An Israeli startup built Gnata, a pure-Go implementation of JSONata 2.x, in just seven hours using AI coding assistants for $400 in API tokens. The result: a 1,000x performance improvement on common expressions and $500,000 in annual savings. JSONata is a query and transformation language for JSON data, typically used in data processing pipelines where performance bottlenecks can cost serious money at scale.
This isn't another "AI will replace all developers" story—it's proof that AI excels at well-defined infrastructure problems. JSONata has a clear specification, established test suites, and predictable input/output patterns. These are exactly the conditions where current AI coding tools shine. The 1,000x speedup likely comes from moving from an interpreted JavaScript implementation to compiled Go code, a optimization any experienced developer would make.
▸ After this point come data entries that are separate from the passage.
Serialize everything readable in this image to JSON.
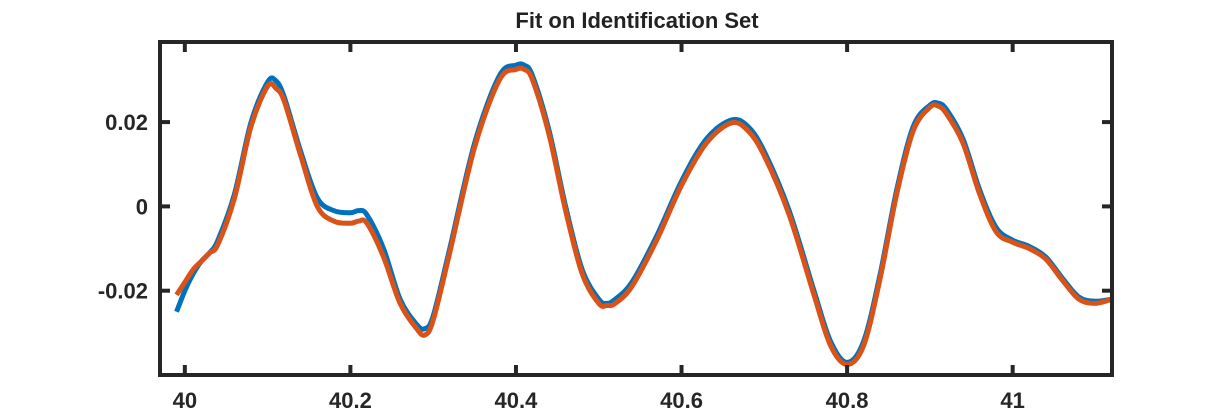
{
  "chart_data": {
    "type": "line",
    "title": "Fit on Identification Set",
    "xlabel": "",
    "ylabel": "",
    "xlim": [
      39.97,
      41.12
    ],
    "ylim": [
      -0.04,
      0.039
    ],
    "xticks": [
      40,
      40.2,
      40.4,
      40.6,
      40.8,
      41
    ],
    "xtick_labels": [
      "40",
      "40.2",
      "40.4",
      "40.6",
      "40.8",
      "41"
    ],
    "yticks": [
      -0.02,
      0,
      0.02
    ],
    "ytick_labels": [
      "-0.02",
      "0",
      "0.02"
    ],
    "grid": false,
    "legend": false,
    "series": [
      {
        "color": "#0072BD",
        "x": [
          39.99,
          40.0,
          40.01,
          40.02,
          40.03,
          40.04,
          40.06,
          40.08,
          40.1,
          40.11,
          40.12,
          40.14,
          40.16,
          40.18,
          40.2,
          40.21,
          40.22,
          40.24,
          40.26,
          40.28,
          40.29,
          40.3,
          40.32,
          40.35,
          40.38,
          40.4,
          40.41,
          40.42,
          40.44,
          40.46,
          40.48,
          40.5,
          40.51,
          40.52,
          40.54,
          40.57,
          40.6,
          40.63,
          40.66,
          40.68,
          40.7,
          40.73,
          40.76,
          40.78,
          40.8,
          40.82,
          40.84,
          40.86,
          40.88,
          40.9,
          40.91,
          40.92,
          40.94,
          40.96,
          40.98,
          41.0,
          41.02,
          41.04,
          41.06,
          41.08,
          41.1,
          41.12
        ],
        "y": [
          -0.025,
          -0.02,
          -0.016,
          -0.013,
          -0.011,
          -0.008,
          0.003,
          0.02,
          0.0295,
          0.0298,
          0.026,
          0.013,
          0.002,
          -0.001,
          -0.0015,
          -0.001,
          -0.002,
          -0.01,
          -0.022,
          -0.028,
          -0.029,
          -0.026,
          -0.01,
          0.015,
          0.031,
          0.0335,
          0.0335,
          0.031,
          0.018,
          0.0,
          -0.015,
          -0.022,
          -0.023,
          -0.022,
          -0.018,
          -0.007,
          0.006,
          0.016,
          0.0205,
          0.019,
          0.013,
          -0.001,
          -0.02,
          -0.032,
          -0.037,
          -0.032,
          -0.016,
          0.004,
          0.019,
          0.024,
          0.0245,
          0.023,
          0.016,
          0.004,
          -0.005,
          -0.008,
          -0.0095,
          -0.012,
          -0.017,
          -0.0215,
          -0.0225,
          -0.022
        ]
      },
      {
        "color": "#D95319",
        "x": [
          39.99,
          40.0,
          40.01,
          40.02,
          40.03,
          40.04,
          40.06,
          40.08,
          40.1,
          40.11,
          40.12,
          40.14,
          40.16,
          40.18,
          40.2,
          40.21,
          40.22,
          40.24,
          40.26,
          40.28,
          40.29,
          40.3,
          40.32,
          40.35,
          40.38,
          40.4,
          40.41,
          40.42,
          40.44,
          40.46,
          40.48,
          40.5,
          40.51,
          40.52,
          40.54,
          40.57,
          40.6,
          40.63,
          40.66,
          40.68,
          40.7,
          40.73,
          40.76,
          40.78,
          40.8,
          40.82,
          40.84,
          40.86,
          40.88,
          40.9,
          40.91,
          40.92,
          40.94,
          40.96,
          40.98,
          41.0,
          41.02,
          41.04,
          41.06,
          41.08,
          41.1,
          41.12
        ],
        "y": [
          -0.021,
          -0.018,
          -0.015,
          -0.013,
          -0.011,
          -0.009,
          0.002,
          0.019,
          0.0285,
          0.028,
          0.025,
          0.012,
          0.0,
          -0.0035,
          -0.004,
          -0.0035,
          -0.004,
          -0.012,
          -0.023,
          -0.029,
          -0.0305,
          -0.027,
          -0.011,
          0.014,
          0.03,
          0.0325,
          0.0325,
          0.03,
          0.017,
          -0.001,
          -0.016,
          -0.023,
          -0.0235,
          -0.023,
          -0.019,
          -0.008,
          0.005,
          0.015,
          0.0198,
          0.018,
          0.012,
          -0.002,
          -0.021,
          -0.033,
          -0.0375,
          -0.033,
          -0.017,
          0.003,
          0.018,
          0.0235,
          0.0238,
          0.022,
          0.015,
          0.003,
          -0.006,
          -0.0085,
          -0.01,
          -0.0125,
          -0.0175,
          -0.022,
          -0.023,
          -0.022
        ]
      }
    ]
  }
}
What's missing from this single-source story is crucial context. We don't know which AI coding assistant they used, what the original JSONata implementation looked like, or how they validated correctness across the entire JSONata specification. The $500K savings figure suggests this was replacing expensive cloud compute or licensing fees, but without baseline metrics, it's hard to verify. Most importantly, seven hours of human time doesn't count the engineering work to integrate, test, and maintain this in production.
For developers, this reinforces a key lesson: AI coding tools work best on isolated, well-specified problems. If you're dealing with performance bottlenecks in standard data transformation libraries, AI can probably help you build faster alternatives. Just don't expect the same results on greenfield applications or complex business logic.